Because one did want to talk to me. Instead of dating and/or marrying someone like that, I found someone with whom I get to keep doing videogames and anime and my wife will do them with me. Well, she doesn't care for anime that much, but we play lots of games together. Sometimes we're just sitting next to each other playing completely separate games and she'll giggle as the monsters die and it's adorable. And sometimes she'll want to go somewhere and do something and I'll suck it up and go because it's not very often, because she's mostly like me and genuinely wants to be at home most of the time.

Which is weird because you would think that online dating would be the perfect environment for introverts. I never was able to work up the courage to ask out a girl in real life. I could never quite tell when it would be creepy and unwelcome and when it would be fine, so I always erred on the side of caution. But online dating everyone is there explicitly for the purpose of meeting people and can ghost you the instant they feel uncomfortable, so I didn't have to worry about that and could just be honest about being attracted to people. And can do it from the comfort of my home and not have to go outside and meet people in real life and do public social stuff with lots of people when I'm trying to have a one on one conversation.

Maybe the issue is that most of the shy introverted women get scared off by the tons of attention and unsolicited dick pics from creepy guys even online, and then the shy introverted men are left in a sea of women who have thick enough skins to stay anyway.

There's a difference between someone sharing all of your interests, and someone who is willing to tolerate all of your interests. Even if they don't share the same hobbies, you don't want to date someone who fundamentally is unwilling to accept a part of you. If someone is going to be scared off by me liking anime, I want to scare them off instantly, not 5 dates later when they find out. Now, granted, there is some middle ground where some people might be willing to accept anime in someone who they already know is sane and not a pedophile but would screen it off on a stranger, but that still indicates some level of judgemental that I personally would rather filter out too.

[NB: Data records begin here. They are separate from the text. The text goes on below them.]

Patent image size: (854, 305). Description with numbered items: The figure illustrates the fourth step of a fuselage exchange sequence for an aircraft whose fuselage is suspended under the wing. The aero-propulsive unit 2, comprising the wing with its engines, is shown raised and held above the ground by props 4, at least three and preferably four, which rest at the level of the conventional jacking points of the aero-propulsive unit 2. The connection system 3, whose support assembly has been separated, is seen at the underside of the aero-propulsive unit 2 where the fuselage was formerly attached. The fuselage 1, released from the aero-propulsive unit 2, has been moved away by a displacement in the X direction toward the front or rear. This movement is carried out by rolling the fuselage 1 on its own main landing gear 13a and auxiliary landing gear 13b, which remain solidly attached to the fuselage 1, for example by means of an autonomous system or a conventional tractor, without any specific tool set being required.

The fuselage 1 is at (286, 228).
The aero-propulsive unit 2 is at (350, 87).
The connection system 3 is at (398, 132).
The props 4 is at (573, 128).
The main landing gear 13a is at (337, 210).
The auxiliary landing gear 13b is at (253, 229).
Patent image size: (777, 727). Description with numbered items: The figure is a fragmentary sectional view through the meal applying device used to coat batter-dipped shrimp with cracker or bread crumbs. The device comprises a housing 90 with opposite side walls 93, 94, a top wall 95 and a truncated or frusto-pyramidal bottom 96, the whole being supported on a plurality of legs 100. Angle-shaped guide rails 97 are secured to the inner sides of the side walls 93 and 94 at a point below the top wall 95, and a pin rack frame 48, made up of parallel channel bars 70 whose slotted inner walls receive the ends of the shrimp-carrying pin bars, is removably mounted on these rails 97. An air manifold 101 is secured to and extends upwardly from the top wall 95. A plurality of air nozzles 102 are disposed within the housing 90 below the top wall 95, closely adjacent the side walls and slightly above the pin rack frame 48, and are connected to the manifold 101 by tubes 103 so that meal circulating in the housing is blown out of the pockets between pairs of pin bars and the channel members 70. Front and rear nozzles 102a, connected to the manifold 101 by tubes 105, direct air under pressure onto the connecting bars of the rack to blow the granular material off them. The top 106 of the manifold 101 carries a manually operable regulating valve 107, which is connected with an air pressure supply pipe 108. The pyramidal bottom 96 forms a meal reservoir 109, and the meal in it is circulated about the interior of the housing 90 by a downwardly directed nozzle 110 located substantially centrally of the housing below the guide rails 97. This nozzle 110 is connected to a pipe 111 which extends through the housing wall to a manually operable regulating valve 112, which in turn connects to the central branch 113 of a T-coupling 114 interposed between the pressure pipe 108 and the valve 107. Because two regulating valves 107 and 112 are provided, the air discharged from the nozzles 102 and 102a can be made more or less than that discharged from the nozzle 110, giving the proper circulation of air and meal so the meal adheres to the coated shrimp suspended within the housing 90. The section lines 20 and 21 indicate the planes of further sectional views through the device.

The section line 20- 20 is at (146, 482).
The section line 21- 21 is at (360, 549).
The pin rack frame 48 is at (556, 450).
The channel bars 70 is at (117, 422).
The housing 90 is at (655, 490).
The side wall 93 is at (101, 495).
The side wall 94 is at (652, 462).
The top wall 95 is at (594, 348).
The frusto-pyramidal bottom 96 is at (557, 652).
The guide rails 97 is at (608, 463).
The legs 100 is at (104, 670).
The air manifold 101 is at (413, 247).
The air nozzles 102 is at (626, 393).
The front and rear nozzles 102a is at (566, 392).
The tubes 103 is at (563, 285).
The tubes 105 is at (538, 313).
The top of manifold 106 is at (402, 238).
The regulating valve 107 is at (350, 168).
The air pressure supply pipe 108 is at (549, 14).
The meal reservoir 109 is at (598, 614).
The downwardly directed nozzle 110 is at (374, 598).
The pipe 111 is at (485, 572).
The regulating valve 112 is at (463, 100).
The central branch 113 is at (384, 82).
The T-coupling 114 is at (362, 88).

And beyond the truly negative stereotypes, it signals that you're the kind of guy who sits around the house all day and doesn't get out much.

Yes, this. This is who I am, this is who I deliberately signaled that I am. The kind of person I filtered for is someone who not only doesn't have a problem with this, but sees it as a positive. The woman who I eventually found and married is the kind of woman who sits around the house all day and doesn't get out much. We have literally never gone out on a restaurant date just the two of us, because neither of us enjoys that environment and only go in a group when socially pressured by friends and family. When given the choice, we usually stay home and play games, where we both want to be.

Positives and negatives are subjective and high variance. And ultimately are scored from the single unique perspective of the person you end up with. They are not averaged. Your value as a romantic partner is not the average value ascribed to you by women collectively, but the value from the perception of the one person you actually end up with. So if you have niche interests and traits with high variance, where rather than everyone slightly disliking them, some people strongly dislike them and other rarer people strongly like them, then you want to filter for and find the people who like them, and then they become positive traits.